Genetics and Immune Responses

The host ethnicity or race affects the antiviral CD4 T-cell responses during the course of CHC. CD8 T cells are the main mediators of hepatic cell injury because they recognize and destroy infected cells. HCV clearance correlates to a vigorous HCV-specific CD4 cell and IFN-gamma production.69 In African Americans, who are known to have decreased efficacy of Peg IFN and RBV therapy, there is evidence of a more robust antiviral CD4 T-cell response than in whites, but this response is not associated to IFN-gamma production, suggesting a dysregulation of the virus-specific CD4 T-cell effector function.70 To our knowledge, no similar studies have been reported in Latino patients with CHC. Rahman and Rehermann71 speculated that differences in the HLA haplotype and HLA diversity might affect the strength and multiplicity of T-cell responses among ethnic groups. They also postulated a possible effect of mode of transmission, because higher numbers of virions might cause T-cell memory disruption that might affect the responses to new infections.

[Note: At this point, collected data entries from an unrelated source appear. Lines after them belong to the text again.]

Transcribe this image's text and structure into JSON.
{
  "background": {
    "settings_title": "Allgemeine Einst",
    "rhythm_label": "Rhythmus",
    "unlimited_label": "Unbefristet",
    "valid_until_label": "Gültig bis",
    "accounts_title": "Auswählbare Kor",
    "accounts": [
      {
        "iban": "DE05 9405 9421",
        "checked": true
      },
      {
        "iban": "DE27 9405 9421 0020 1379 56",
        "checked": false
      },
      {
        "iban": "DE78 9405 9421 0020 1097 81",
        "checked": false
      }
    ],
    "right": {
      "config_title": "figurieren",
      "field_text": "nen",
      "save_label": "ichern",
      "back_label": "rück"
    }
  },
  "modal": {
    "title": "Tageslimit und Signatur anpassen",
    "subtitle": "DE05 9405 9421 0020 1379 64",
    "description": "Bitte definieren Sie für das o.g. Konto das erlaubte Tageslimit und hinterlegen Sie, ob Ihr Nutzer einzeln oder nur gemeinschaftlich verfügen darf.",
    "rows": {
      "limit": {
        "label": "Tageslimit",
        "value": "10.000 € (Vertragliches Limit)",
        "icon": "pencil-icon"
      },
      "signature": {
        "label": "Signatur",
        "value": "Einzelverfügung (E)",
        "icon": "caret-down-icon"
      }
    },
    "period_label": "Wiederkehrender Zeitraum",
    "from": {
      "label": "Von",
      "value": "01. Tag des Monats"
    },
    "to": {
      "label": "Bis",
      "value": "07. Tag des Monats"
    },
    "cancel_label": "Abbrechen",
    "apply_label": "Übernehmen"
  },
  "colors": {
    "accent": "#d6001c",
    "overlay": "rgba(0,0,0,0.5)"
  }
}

Latinos and Specifically Targeted Antiviral Therapies for Hepatitis C Virus (STAT-C)

The impact of evolving new STAT-C therapies on the efficacy of anti-HCV therapy in Latinos is unknown. However, early results of the first clinical study in which VX-950 (Telaprevir) was added to Peg IFN and RBV are encouraging that adding STAT-C drugs might improve efficacy of treatment in this population. Twelve treatment-naive patients infected with genotype 1 HCV were treated for 28 days with Telaprevir, Peg IFN alfa -2a, and RBV and then continued treatment with Peg IFN alfa-2a and RBV. The triple therapy combination substantially and rapidly decreased HCV RNA levels in the 12 patients in this study, and all patients were HCV RNA non detectable at week 4 RVR.72 Several analyses have shown that extent of viral decline at week 4 of treatment with Peg IFN and RBV is predictive of SVR, and more specifically, that achievement of RVR is predictive of achievement of SVR.73 In this study 10 of 12 patients were Latino, and all achieved RVR.